Well that much I get :-)
>
> The terms "objects" and "actors" are pretty generalized in your
> description, but I suspect you can draw from characteristics of both
> in building a solution in Erlang.
Basic notion is to deal with huge numbers of HTML emails containing
executable javascript, and make them addressable - e.g., send out a
document by email, follow up with an update that can apply an edit to
the original document. Not that unlike a patch applied to a piece of code.
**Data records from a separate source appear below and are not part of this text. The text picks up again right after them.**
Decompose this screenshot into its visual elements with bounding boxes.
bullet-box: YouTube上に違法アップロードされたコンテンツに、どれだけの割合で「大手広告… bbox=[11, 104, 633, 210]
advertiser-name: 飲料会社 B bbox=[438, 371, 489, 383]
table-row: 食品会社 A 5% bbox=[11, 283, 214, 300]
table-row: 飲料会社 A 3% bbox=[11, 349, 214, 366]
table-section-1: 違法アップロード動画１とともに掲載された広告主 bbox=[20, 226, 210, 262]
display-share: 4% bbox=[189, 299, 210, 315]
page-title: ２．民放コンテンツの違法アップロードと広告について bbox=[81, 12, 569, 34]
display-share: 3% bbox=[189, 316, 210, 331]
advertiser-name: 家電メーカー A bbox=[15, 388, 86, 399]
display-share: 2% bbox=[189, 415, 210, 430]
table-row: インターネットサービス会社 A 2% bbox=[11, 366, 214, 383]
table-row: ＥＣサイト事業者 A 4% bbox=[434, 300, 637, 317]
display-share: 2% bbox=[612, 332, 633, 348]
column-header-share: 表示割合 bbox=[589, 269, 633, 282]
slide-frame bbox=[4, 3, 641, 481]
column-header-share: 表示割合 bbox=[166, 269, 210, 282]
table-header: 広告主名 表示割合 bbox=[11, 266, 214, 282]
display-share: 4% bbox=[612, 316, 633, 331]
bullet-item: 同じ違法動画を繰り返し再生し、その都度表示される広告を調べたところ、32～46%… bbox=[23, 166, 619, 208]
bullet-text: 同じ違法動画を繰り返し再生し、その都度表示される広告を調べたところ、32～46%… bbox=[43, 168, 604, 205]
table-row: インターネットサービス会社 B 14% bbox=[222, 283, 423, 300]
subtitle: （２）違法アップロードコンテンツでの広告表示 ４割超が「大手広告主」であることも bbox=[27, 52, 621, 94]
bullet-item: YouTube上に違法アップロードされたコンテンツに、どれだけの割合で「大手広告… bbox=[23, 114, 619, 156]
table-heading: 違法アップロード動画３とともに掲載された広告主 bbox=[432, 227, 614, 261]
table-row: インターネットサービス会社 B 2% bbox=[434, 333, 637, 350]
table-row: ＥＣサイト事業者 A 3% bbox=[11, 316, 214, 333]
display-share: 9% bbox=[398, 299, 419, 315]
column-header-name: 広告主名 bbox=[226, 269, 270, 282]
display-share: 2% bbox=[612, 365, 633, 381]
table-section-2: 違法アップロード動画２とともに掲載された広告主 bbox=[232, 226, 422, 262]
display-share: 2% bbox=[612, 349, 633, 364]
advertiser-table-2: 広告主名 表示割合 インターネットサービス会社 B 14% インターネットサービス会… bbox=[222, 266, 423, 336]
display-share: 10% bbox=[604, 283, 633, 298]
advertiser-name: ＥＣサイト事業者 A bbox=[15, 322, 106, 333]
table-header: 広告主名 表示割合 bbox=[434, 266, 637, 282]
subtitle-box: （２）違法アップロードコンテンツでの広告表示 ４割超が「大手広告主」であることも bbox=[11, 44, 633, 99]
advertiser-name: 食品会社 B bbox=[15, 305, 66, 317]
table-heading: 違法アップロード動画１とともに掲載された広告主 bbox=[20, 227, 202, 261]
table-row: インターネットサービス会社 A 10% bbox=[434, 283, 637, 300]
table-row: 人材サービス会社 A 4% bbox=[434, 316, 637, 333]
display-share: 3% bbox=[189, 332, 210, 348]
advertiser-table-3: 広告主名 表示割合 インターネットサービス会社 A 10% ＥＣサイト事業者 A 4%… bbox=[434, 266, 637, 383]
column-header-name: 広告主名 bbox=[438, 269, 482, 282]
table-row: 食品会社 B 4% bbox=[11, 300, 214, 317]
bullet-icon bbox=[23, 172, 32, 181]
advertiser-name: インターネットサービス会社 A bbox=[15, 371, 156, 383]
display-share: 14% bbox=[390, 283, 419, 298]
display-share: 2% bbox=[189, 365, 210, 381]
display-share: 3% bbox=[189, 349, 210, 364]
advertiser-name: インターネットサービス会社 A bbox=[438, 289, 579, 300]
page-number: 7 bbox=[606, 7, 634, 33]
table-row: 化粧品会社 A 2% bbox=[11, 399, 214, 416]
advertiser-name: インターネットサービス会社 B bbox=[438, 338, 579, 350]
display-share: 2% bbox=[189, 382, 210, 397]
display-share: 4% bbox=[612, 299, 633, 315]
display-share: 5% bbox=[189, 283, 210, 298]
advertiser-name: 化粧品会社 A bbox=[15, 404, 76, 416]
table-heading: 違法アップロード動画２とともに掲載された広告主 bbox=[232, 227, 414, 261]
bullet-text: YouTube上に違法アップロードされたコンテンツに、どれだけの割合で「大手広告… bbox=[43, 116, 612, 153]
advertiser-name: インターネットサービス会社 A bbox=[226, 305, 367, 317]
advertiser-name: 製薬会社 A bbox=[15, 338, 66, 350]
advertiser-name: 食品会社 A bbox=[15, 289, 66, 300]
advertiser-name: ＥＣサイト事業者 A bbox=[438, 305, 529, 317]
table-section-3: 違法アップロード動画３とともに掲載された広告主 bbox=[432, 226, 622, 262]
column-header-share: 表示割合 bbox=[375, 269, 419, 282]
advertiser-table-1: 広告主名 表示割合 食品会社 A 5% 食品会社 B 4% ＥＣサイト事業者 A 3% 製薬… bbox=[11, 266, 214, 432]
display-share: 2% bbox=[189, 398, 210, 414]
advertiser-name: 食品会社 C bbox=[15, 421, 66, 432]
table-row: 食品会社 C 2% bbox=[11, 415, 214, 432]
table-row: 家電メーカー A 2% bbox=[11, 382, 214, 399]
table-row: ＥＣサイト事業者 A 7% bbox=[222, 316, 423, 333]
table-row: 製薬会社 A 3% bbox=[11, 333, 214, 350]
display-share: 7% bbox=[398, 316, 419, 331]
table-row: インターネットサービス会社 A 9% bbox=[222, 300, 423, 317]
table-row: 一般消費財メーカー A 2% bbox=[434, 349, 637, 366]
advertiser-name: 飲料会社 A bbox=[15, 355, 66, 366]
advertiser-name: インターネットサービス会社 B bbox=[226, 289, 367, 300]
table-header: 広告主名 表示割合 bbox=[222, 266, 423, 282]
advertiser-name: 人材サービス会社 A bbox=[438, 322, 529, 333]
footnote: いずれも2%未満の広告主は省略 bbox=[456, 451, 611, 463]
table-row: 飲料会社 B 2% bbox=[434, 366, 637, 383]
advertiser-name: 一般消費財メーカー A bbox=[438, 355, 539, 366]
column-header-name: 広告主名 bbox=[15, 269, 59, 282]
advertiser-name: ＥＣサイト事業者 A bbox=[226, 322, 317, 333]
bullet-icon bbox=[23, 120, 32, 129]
Three conventional models present themselves, none of which quite fit:
i. pure messaging - use message-ids and in-reply-to: headers to sort and
order messages, the client software applies "patches" to the initial
message -- seems a bit too rigid in terms of having to build all the
update logic into the clients
ii. object model: 1st message is treated as an object, subsequent
messages are passed to an update method - allows each object to have a
different update method - storing things in an object-oriented database,
with triggers seems like a viable approach
iii. actor model - first message is an actor, updates are simply
messages addressed to the first message, once an update is delivered,
it's up to the actor to deal with it
Message and object databases are relatively understood, and supported by
relatively mature technology.
The actor model seems conceptually cleaner when thinking about
independent, addressable entities that can receive and react to incoming
messages - but I haven't seen any examples of systems built around huge
numbers of persistent actors - particularly ones where the actors are
largely in-active (in this case, a file cabinet full of messages that
are largely dormant, but each one might be updated every once in a long
while, and some might "wake up" every once in a while - say, to send a
reminder to someone).
In some sense, I'm describing an "actor-oriented database" - a place to
park large numbers of persistent actors, surrounded by mechanisms to
deliver messages, and allow them to wake up after timeouts.
I'm kind of surprised somebody hasn't built such a beast - at least as a
research experiment.
> If this system is going to live "throughout the Internet" you're
> talking about multiple Erlang nodes running on multiple servers.
>
> If you want to scale beyond a few hundred such nodes, you should not
> rely on "distributed Erlang" (starting named nodes that communicate
> using Erlang's built in message passing primitives). You'll need some
> communication protocol that works well over unreliable networks. The
> usual suspects here are HTTP (REST, web sockets) and 0MQ.
Yup. That's actually where I'm focusing - communications infrastructure
for distributing "entities" and then for distributing messages among
those entities. But... moving forward ultimately requires making some
choices about how those entities are going to be represented, stored,
and accessed.
Representation is pretty much a given - HTML+JavaScript - easy to move
around (email, nntp, Atom, XMPP, http), web browsers are pretty much the
universal gui.
Storage, addressing, and invocation are the current open question. Mbox
files (or even mh style directories) don't quite do it. My first,
simple-minded thought is store each message in a document-oriented
database, specifically CouchDB - which seems to do most of what I need.
Also been toying with using an XML database, specifically eXist (AtomPub
is a nice interface for dealing with document-like things).
But... doing due diligence in trying to survey the landscape for
something more general purpose.
--
In theory, there is no difference between theory and practice.